Driving home on I-94, I stayed in the far right lane, traveling at 45mph with my hazard lights flashing. Not really, but close. We stopped at one of the dime-a-dozen cheese houses that Wisconsin has to offer. “Mars Cheese Castle”. Encased meat, wine, chocolate and cheese. Throw “Sex” on the menu and I could take up residence in that motherfucker ‘til thy kingdom come. On Earth as it is in Heaven, that’s what I’m sayin’!

I bought a bar of chocolate labeled “Chocolate Negro”. Of course, I had an inkling that this was probably just a regular old dark chocolate bar, and not actually an edible figurine formed in the likeness of a black man, but still. They named it Chocolate Negro!

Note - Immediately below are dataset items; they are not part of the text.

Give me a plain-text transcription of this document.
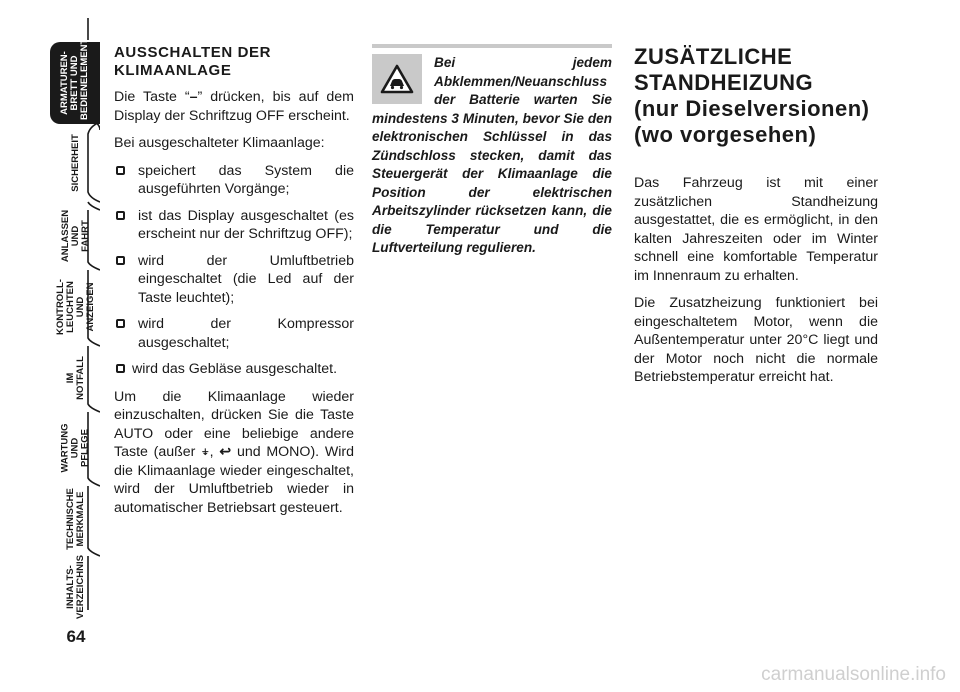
ARMATUREN-
BRETT UND
BEDIENELEMENTE
SICHERHEIT
ANLASSEN
UND FAHRT
KONTROLL-
LEUCHTEN
UND ANZEIGEN
IM NOTFALL
WARTUNG
UND PFLEGE
TECHNISCHE
MERKMALE
INHALTS-
VERZEICHNIS
64
AUSSCHALTEN DER KLIMAANLAGE

Die Taste “–” drücken, bis auf dem Display der Schriftzug OFF erscheint.

Bei ausgeschalteter Klimaanlage:

speichert das System die ausgeführten Vorgänge;
ist das Display ausgeschaltet (es erscheint nur der Schriftzug OFF);
wird der Umluftbetrieb eingeschaltet (die Led auf der Taste leuchtet);
wird der Kompressor ausgeschaltet;
wird das Gebläse ausgeschaltet.

Um die Klimaanlage wieder einzuschalten, drücken Sie die Taste AUTO oder eine beliebige andere Taste (außer ⍖, ↩ und MONO). Wird die Klimaanlage wieder eingeschaltet, wird der Umluftbetrieb wieder in automatischer Betriebsart gesteuert.

Bei jedem Abklemmen/Neuanschluss der Batterie warten Sie mindestens 3 Minuten, bevor Sie den elektronischen Schlüssel in das Zündschloss stecken, damit das Steuergerät der Klimaanlage die Position der elektrischen Arbeitszylinder rücksetzen kann, die die Temperatur und die Luftverteilung regulieren.

ZUSÄTZLICHE
STANDHEIZUNG
(nur Dieselversionen)
(wo vorgesehen)

Das Fahrzeug ist mit einer zusätzlichen Standheizung ausgestattet, die es ermöglicht, in den kalten Jahreszeiten oder im Winter schnell eine komfortable Temperatur im Innenraum zu erhalten.

Die Zusatzheizung funktioniert bei eingeschaltetem Motor, wenn die Außentemperatur unter 20°C liegt und der Motor noch nicht die normale Betriebstemperatur erreicht hat.

carmanualsonline.info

I was also interested in purchasing a bottle of wine called “Cleavage Wine” that pictured a not-so-pretty Midwestern girl on the label with large, doughy mammaries pouring out of a peasant blouse. I thought it would be the perfect gift for my father, who is bald. Something about growing up in the 1980s has left me with an image of a bald man rubbing his cue ball into the cleavage of a woman with large mams. I turned the Cleavage Wine over in my hands and on the back there was a large label that read “10% of the profits of this wine go towards Breast Cancer Research,” as if that is somehow supposed to make up for the fact that this product exists in the first place. Well, hey…it worked for me! Suddenly, I was like, “Huh, how nice of them!” Now if only they would put that label on the back of cheesy porno mags like Jugs, even the feminists and Christians would quit their bitching. What killed the sale for me though, was that I noticed it was chardonnay, and in my family we only have one use for chardonnay, and that is to stuff the neck with a rag, light it on fire, and toss it into the swimming pool of the hillbillies next door.

It’s the equivalent of burning a cross on the lawn of some black folks.

I need to go throw up my Cheerios now, because the pilot is taking me on vacation for my birthday, the last week of April, and if I don’t look like Courteney Cox Arquette prancing around on a beach then I may as well just kill myself now.